With time, Skinns became about as Americanized as you can be. He loves baseball—he'll talk as long as you want about the prospects of the 2024 Atlanta Braves—and thinks that if he grew up here, he never would have played golf, such is his affinity for baseball. His family are regulars at Gwinnett Strikers games, and you only need to look at the names of his children to see how much American culture has infiltrated the Skinns family: Brayden, Bennett, Colt.
Now, with his second chance on the PGA Tour, he finds himself in the same class as players like Nick Dunlap, and Ludvig Aberg, and Akshay Bhatia, and Nicolai Hojgaard—about to take his maiden voyage at the PGA Tour's flagship event. He marveled at players like Dunlap, and the incredible opportunity that he would have loved to experience himself 20 years ago, and at others like Scottie Scheffler who stopped briefly on the KFT while Skinns was there, and seemed to have all the composure and maturity required for the big stage immediately, as if he had no need to spend the long years accumulating the wisdom it takes people like him to crack the code.
But in strange ways, the respect is mutual. Viktor Hovland, whose experience is about as far removed from Skinns' path as could be imagined in the professional world, was effusive on players who show his kind of long term resilience.
"I've seen him around there, and he had a chance to win Honda a couple weeks ago I think I saw. So he's obviously a great player," Hovland said. "I think the guys that persist without getting some sort of results for a long time, they're kind of looked at as maybe losers, or they're kind of delusional like, 'hey, why do you keep playing, why don't you do something else, you're clearly not on a path to where you want to get?' So, the guys who persist and they end up successful in the future, that's really cool."

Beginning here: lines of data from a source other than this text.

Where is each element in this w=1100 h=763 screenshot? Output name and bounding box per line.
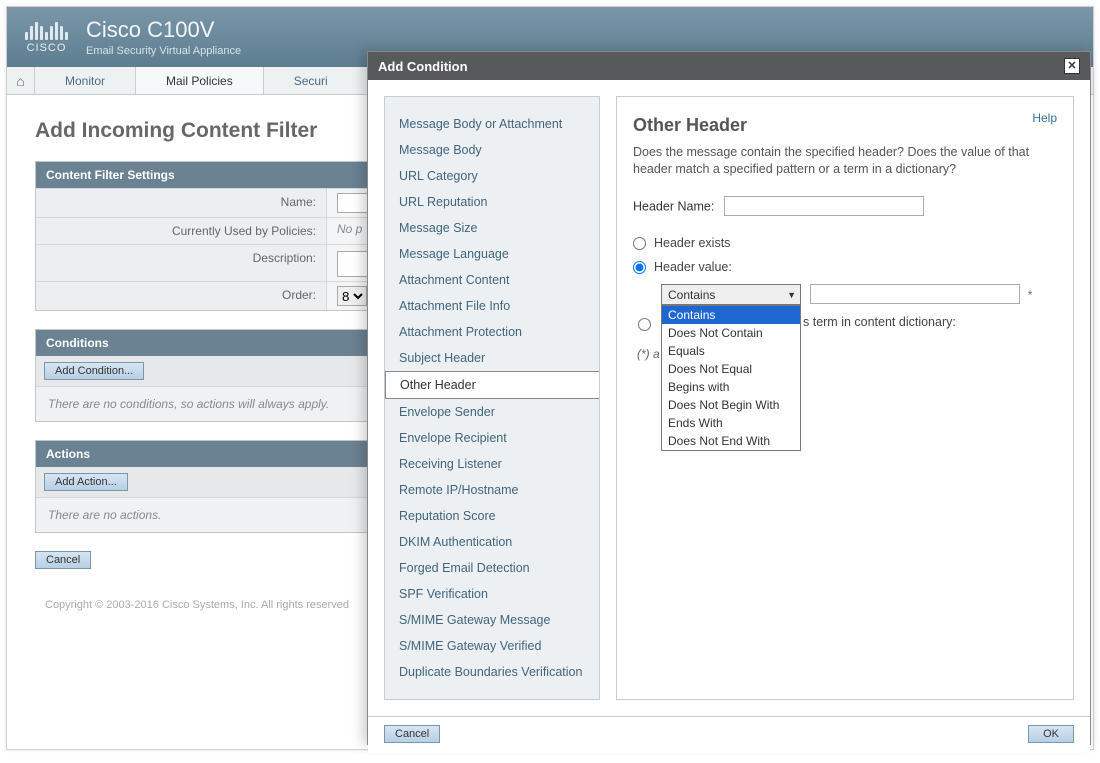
condition-type-item[interactable]: Attachment File Info [385, 293, 599, 319]
operator-option[interactable]: Does Not Contain [662, 324, 800, 342]
condition-type-item[interactable]: Message Body or Attachment [385, 111, 599, 137]
condition-type-item[interactable]: Reputation Score [385, 503, 599, 529]
name-label: Name: [36, 189, 326, 217]
operator-dropdown-menu: ContainsDoes Not ContainEqualsDoes Not E… [661, 305, 801, 451]
product-title: Cisco C100V [86, 17, 241, 43]
condition-type-item[interactable]: Duplicate Boundaries Verification [385, 659, 599, 685]
logo-text: CISCO [27, 42, 67, 54]
product-subtitle: Email Security Virtual Appliance [86, 45, 241, 57]
condition-type-item[interactable]: Envelope Recipient [385, 425, 599, 451]
add-condition-button[interactable]: Add Condition... [44, 362, 144, 380]
cisco-logo: CISCO [25, 20, 68, 54]
select-current-value: Contains [668, 288, 715, 302]
operator-option[interactable]: Ends With [662, 414, 800, 432]
operator-option[interactable]: Equals [662, 342, 800, 360]
nav-tab-security[interactable]: Securi [264, 67, 358, 94]
cancel-page-button[interactable]: Cancel [35, 551, 91, 569]
currently-used-label: Currently Used by Policies: [36, 218, 326, 244]
condition-type-item[interactable]: Attachment Protection [385, 319, 599, 345]
header-value-field[interactable] [810, 284, 1020, 304]
order-label: Order: [36, 282, 326, 310]
condition-type-list: Message Body or AttachmentMessage BodyUR… [384, 96, 600, 700]
condition-type-item[interactable]: Remote IP/Hostname [385, 477, 599, 503]
nav-tab-monitor[interactable]: Monitor [35, 67, 136, 94]
radio-header-exists-label: Header exists [654, 236, 730, 250]
condition-type-item[interactable]: Forged Email Detection [385, 555, 599, 581]
condition-type-item[interactable]: S/MIME Gateway Message [385, 607, 599, 633]
description-label: Description: [36, 245, 326, 281]
add-condition-modal: Add Condition ✕ Message Body or Attachme… [367, 51, 1091, 745]
condition-type-item[interactable]: Receiving Listener [385, 451, 599, 477]
order-select[interactable]: 8 [337, 286, 367, 306]
condition-detail-panel: Help Other Header Does the message conta… [616, 96, 1074, 700]
condition-type-item[interactable]: URL Reputation [385, 189, 599, 215]
condition-type-item[interactable]: URL Category [385, 163, 599, 189]
header-name-field[interactable] [724, 196, 924, 216]
condition-type-item[interactable]: Subject Header [385, 345, 599, 371]
radio-header-exists[interactable] [633, 237, 646, 250]
chevron-down-icon: ▼ [787, 290, 796, 300]
radio-header-value[interactable] [633, 261, 646, 274]
operator-option[interactable]: Contains [662, 306, 800, 324]
help-link[interactable]: Help [1032, 111, 1057, 125]
modal-title-text: Add Condition [378, 59, 468, 74]
condition-type-item[interactable]: Message Language [385, 241, 599, 267]
radio-header-value-label: Header value: [654, 260, 732, 274]
note-prefix: (*) a [637, 347, 660, 361]
operator-option[interactable]: Does Not Begin With [662, 396, 800, 414]
operator-option[interactable]: Does Not Equal [662, 360, 800, 378]
detail-title: Other Header [633, 115, 1057, 136]
condition-type-item[interactable]: SPF Verification [385, 581, 599, 607]
condition-type-item[interactable]: Message Size [385, 215, 599, 241]
required-asterisk: * [1028, 288, 1033, 302]
modal-titlebar: Add Condition ✕ [368, 52, 1090, 80]
logo-bars-icon [25, 20, 68, 40]
modal-cancel-button[interactable]: Cancel [384, 725, 440, 743]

That's Skinns' great skill: Enduring. On the eve of his Sawgrass debut, he retains the optimism that has kept the engines turning for all these years, with a dash of some classic English realism thrown in.
"I'm not going to change the shape of my game now," he said. "I'm 42. I'm not going to all of the sudden become this top-5 ball striker in the world or anything like that. I've just got to get better at what I do. It's kind of like polishing the bowling ball ... but I guess that's the beauty of golf. There's no reason why I can't get better at 42."